Even though Vikernes was sentenced to 21 years in prison in 1994, he was set to serve only another two years of his sentence. A couple of months ago, he was transferred to the low-security prison Berg in Tønsberg where the main gate isn't locked. Still, inmates very rarely opt to escape since they only have a short period of time left of their sentences before being released.
The hunt for Vikernes is now set to spark a debate in Stortinget, Norway's Parliament, about the prison system which allows inmates short leaves from jail. A member of the opposition has already called for a review of the system.
"The rules of how early one is released have just been changed and Varg was certain he would have to serve at least another four years," explained Bore who believed this contributed to her son's frustrations.
"I was as surprised as everyone else when he fled. But when I read the letter, I could see that the situation seemed hopeless to him."

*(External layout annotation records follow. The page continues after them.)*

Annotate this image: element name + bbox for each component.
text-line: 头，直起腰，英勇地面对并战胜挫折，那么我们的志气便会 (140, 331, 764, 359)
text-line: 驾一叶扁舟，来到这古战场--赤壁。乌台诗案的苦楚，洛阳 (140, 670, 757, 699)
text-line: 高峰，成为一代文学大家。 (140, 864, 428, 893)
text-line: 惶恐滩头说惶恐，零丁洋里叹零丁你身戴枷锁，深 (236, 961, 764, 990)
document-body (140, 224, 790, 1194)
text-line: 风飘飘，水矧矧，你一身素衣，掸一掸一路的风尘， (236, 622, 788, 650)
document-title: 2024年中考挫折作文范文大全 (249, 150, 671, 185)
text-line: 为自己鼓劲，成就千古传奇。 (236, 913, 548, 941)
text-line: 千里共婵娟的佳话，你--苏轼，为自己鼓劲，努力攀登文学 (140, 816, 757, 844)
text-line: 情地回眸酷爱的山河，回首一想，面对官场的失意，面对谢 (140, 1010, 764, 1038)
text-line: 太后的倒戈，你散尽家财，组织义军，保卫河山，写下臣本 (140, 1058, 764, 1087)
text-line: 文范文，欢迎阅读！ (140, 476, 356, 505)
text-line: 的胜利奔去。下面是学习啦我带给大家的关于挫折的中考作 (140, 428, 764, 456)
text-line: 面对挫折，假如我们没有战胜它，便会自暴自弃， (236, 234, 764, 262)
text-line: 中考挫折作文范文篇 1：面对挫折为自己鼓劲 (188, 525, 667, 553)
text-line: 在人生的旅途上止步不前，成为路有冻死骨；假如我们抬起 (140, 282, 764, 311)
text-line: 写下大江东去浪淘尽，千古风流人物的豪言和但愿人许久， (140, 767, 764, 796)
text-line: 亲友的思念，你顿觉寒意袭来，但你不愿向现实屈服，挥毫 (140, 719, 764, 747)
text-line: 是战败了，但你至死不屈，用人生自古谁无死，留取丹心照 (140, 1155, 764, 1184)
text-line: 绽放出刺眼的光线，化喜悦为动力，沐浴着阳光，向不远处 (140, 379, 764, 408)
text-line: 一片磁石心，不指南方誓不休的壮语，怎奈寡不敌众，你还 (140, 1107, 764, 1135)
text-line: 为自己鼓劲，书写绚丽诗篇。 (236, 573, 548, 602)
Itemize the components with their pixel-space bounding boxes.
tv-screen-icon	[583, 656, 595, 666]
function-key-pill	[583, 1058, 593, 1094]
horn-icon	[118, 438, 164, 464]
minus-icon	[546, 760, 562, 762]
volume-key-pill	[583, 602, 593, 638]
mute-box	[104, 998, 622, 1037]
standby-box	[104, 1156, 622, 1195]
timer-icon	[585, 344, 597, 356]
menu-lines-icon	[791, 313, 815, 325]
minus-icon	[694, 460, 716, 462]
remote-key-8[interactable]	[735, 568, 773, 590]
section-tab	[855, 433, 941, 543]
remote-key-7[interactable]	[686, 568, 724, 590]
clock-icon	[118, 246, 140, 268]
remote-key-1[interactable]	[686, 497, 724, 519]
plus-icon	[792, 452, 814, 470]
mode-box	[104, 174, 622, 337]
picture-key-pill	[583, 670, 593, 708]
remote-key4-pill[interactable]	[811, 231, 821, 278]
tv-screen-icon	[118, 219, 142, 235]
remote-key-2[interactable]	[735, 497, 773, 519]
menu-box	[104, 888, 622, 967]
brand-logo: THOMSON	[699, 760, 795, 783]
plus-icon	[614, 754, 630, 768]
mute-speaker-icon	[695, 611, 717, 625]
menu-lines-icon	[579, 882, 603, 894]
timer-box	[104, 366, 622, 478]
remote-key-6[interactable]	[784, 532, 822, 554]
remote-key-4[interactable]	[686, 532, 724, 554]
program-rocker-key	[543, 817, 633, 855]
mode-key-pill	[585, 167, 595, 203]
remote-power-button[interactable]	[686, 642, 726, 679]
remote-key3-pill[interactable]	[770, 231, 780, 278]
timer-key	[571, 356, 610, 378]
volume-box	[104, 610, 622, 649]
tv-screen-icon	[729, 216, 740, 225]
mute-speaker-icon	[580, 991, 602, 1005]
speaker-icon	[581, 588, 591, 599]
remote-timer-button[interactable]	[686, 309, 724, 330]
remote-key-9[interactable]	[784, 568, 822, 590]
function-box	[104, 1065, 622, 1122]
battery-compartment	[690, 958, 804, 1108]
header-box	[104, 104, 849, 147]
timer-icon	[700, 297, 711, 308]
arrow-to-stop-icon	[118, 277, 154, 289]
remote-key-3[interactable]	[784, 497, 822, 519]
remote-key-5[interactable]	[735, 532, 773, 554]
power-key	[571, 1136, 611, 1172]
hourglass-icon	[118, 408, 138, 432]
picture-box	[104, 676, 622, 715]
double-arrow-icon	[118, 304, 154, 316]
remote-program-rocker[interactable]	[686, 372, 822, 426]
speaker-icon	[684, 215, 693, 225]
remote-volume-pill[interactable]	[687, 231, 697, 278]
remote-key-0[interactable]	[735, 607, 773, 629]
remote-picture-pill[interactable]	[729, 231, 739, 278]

The article in Tønsbergs Blad was critical of the fact that Vikernes, a convicted murdered with right-wing beliefs, was transferred to a low-security prison. Eight years ago, Varg started the national socialist group Norsk Hedensk Front (Norwegian Heathen Front),which he ran from his cell in Trondheim at the time. In an e-mail to Dagbladet, NHF claimed that Vikernes is no longer a member of the organization "because it's best both for us and him."
According to his mother, Vikernes no longer is in contact with neo-nazi groups and his one and only wish is to lead a normal life.
"For a while he thought that it was possible for him to have a normal life," she said. "But after the article in that newspaper he felt that it was hopeless. He feels that no matter what he does he will be haunted by the past. He will never be done paying for his crimes."
Helene Bore is concerned for her son, but happy that he wrote the letter.
"This way I don't have to fear that someone has done something to him or that he's done something to himself," she said. "I do wish he'd chosen another way out. If he'd talked to me, I would've advised him to complete his sentence. But he's apparently given the matter a great deal of thought and couldn't bring himself to deal with it in any other way. He's spent his entire adult life incarcerated and is a good boy."